Article paru dans Sciences Humaines
Au Sud d'Israël, dans le désert du Neguev, une langue nouvelle est née dans des circonstances exceptionnelles. Il s'agit d'une langue de signes inventée par les membres d'un clan de Bédouins, dont une proportion notable est composée de sourds-muets. Le clan Al-Sayyid forme une communauté de Bédouins dont la plupart sont les descendants d'un Egyptien, installé dans la région il y a deux cents ans. Vivant en groupes relativement isolés, les petits enfants d'Al-Sayyid ont commencé à se marier entre cousins. C'est à partir de là que les premiers sourds-muets sont apparus. Du fait de la consanguinité, la surdité congénitale s'est répandue dans la communauté. Parmi les 3 500 membres du clan Al-Sayyid, 150 environ souffrent aujourd'hui de surdité profonde.
Pour communiquer entre eux, les Al-Sayyid ont inventé leur propre langue des signes, il y a soixante-dix ans environ, et en sont désormais à la troisième génération d'usage. L'ABSL (Al-Sayyid Bedouin Signs Language) fait l'objet de l'attention particulière d'une équipe de linguistes dirigée par Wendy Sandleur, de l'université de Haïfa (Israël). Les chercheurs y voient une occasion quasi unique d'observer la naissance d'une langue au sein d'une communauté humaine, coupée du langage environnant.

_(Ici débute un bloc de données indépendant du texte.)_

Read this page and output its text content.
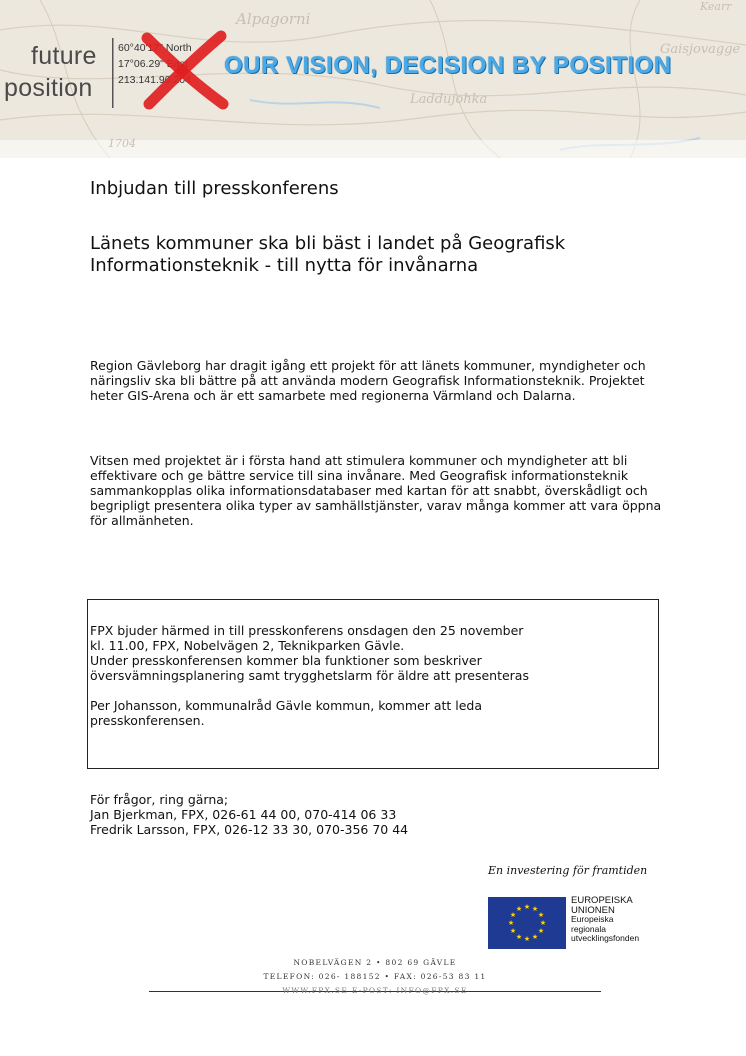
Alpagorni
Laddujohka
Gaisjovagge
1704
Kearr
future
position
60°40'17" North
17°06.29" East
213.141.90.204
OUR VISION, DECISION BY POSITION
Inbjudan till presskonferens
Länets kommuner ska bli bäst i landet på Geografisk Informationsteknik - till nytta för invånarna
Region Gävleborg har dragit igång ett projekt för att länets kommuner, myndigheter och näringsliv ska bli bättre på att använda modern Geografisk Informationsteknik. Projektet heter GIS-Arena och är ett samarbete med regionerna Värmland och Dalarna.
Vitsen med projektet är i första hand att stimulera kommuner och myndigheter att bli effektivare och ge bättre service till sina invånare. Med Geografisk informationsteknik sammankopplas olika informationsdatabaser med kartan för att snabbt, överskådligt och begripligt presentera olika typer av samhällstjänster, varav många kommer att vara öppna för allmänheten.

FPX bjuder härmed in till presskonferens onsdagen den 25 november
kl. 11.00, FPX, Nobelvägen 2, Teknikparken Gävle.
Under presskonferensen kommer bla funktioner som beskriver
översvämningsplanering samt trygghetslarm för äldre att presenteras

Per Johansson, kommunalråd Gävle kommun, kommer att leda
presskonferensen.

För frågor, ring gärna;
Jan Bjerkman, FPX, 026-61 44 00, 070-414 06 33
Fredrik Larsson, FPX, 026-12 33 30, 070-356 70 44
En investering för framtiden
★ ★
★
★
★
★
★
★
★
★
★
★
EUROPEISKA
UNIONEN
Europeiska
regionala
utvecklingsfonden
NOBELVÄGEN 2 • 802 69 GÄVLE
TELEFON: 026- 188152 • FAX: 026-53 83 11
WWW.FPX.SE E-POST: INFO@FPX.SE
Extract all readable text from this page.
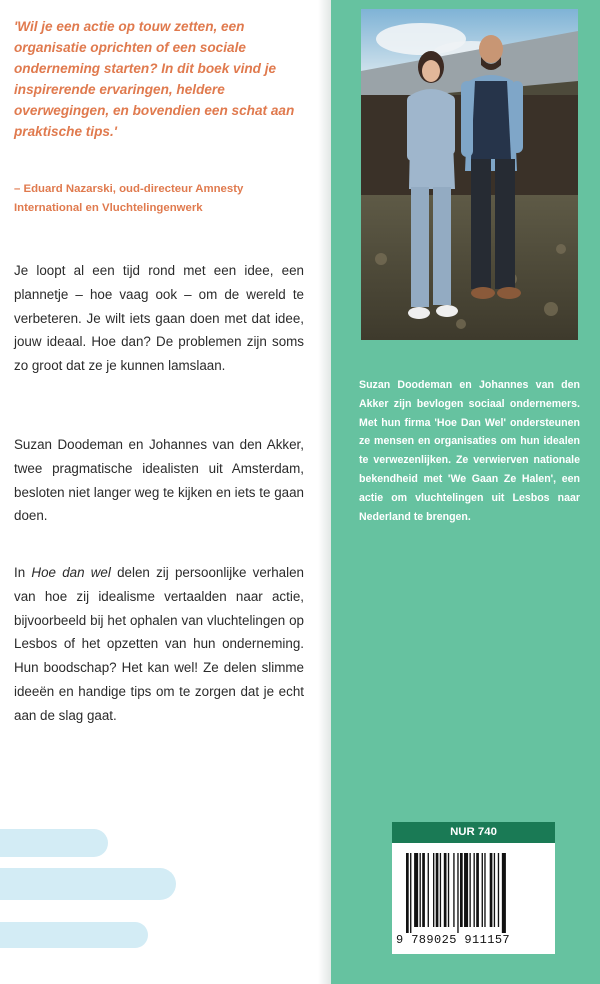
'Wil je een actie op touw zetten, een organisatie oprichten of een sociale onderneming starten? In dit boek vind je inspirerende ervaringen, heldere overwegingen, en bovendien een schat aan praktische tips.'

– Eduard Nazarski, oud-directeur Amnesty International en Vluchtelingenwerk

Je loopt al een tijd rond met een idee, een plannetje – hoe vaag ook – om de wereld te verbeteren. Je wilt iets gaan doen met dat idee, jouw ideaal. Hoe dan? De problemen zijn soms zo groot dat ze je kunnen lamslaan.

Suzan Doodeman en Johannes van den Akker, twee pragmatische idealisten uit Amsterdam, besloten niet langer weg te kijken en iets te gaan doen.

In Hoe dan wel delen zij persoonlijke verhalen van hoe zij idealisme vertaalden naar actie, bijvoorbeeld bij het ophalen van vluchtelingen op Lesbos of het opzetten van hun onderneming. Hun boodschap? Het kan wel! Ze delen slimme ideeën en handige tips om te zorgen dat je echt aan de slag gaat.

Suzan Doodeman en Johannes van den Akker zijn bevlogen sociaal ondernemers. Met hun firma 'Hoe Dan Wel' ondersteunen ze mensen en organisaties om hun idealen te verwezenlijken. Ze verwierven nationale bekendheid met 'We Gaan Ze Halen', een actie om vluchtelingen uit Lesbos naar Nederland te brengen.

NUR 740

9 789025 911157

Dans toutes les langues du monde, l'ordre des mots est une convention nécessaire pour comprendre le sens de certaines expressions. Dans la phrase « Rachel aime les cerises », l'ordre des mots importe peu. « Rachel cerises aime » ou « cerises Rachel aime » sont aussi explicites. En revanche, les phrases « Rachel aime Kamel » ou « Kamel aime Rachel » n'ont pas le même sens. Voilà pourquoi il est nécessaire d'adopter une convention relative à la place du sujet (S), du verbe (V) et de l'objet (O). C'est ainsi que l'on distingue dans les langues du monde les structures SOV, SVO, VSO...
Une forme originelle.
Dans la langue des signes inventée par les Bédouins, la phrase est organisée selon une structure du type SOV où le sujet (S) précède le complément (O) puis le verbe (V). Cette organisation singulière est assez étonnante car « la structure grammaticale du langage des signes de ces Bédouins n'est influencée ni par la langue arabe que parlent les membres de leur clan, ni par la langue des signes en vogue chez les sourds en Israël », remarque Carol Padden, professeure de communication à l'université de Californie (San Diego) et coauteure de l'étude parue en février 2005.
Tiendrions-nous là une forme « originelle » de la grammaire humaine ? Ce n'est pas tant le fait que tel ou tel ordre des mots soit adopté qui importe. L'essentiel tient au fait que les embryons d'une grammaire supposent la mise en place rapide de cet ordre. « Cela conduit à supposer que l'ordre des mots est un des premiers traits marquants d'un langage, et qu'il apparaît très rapidement », soulignent les auteurs.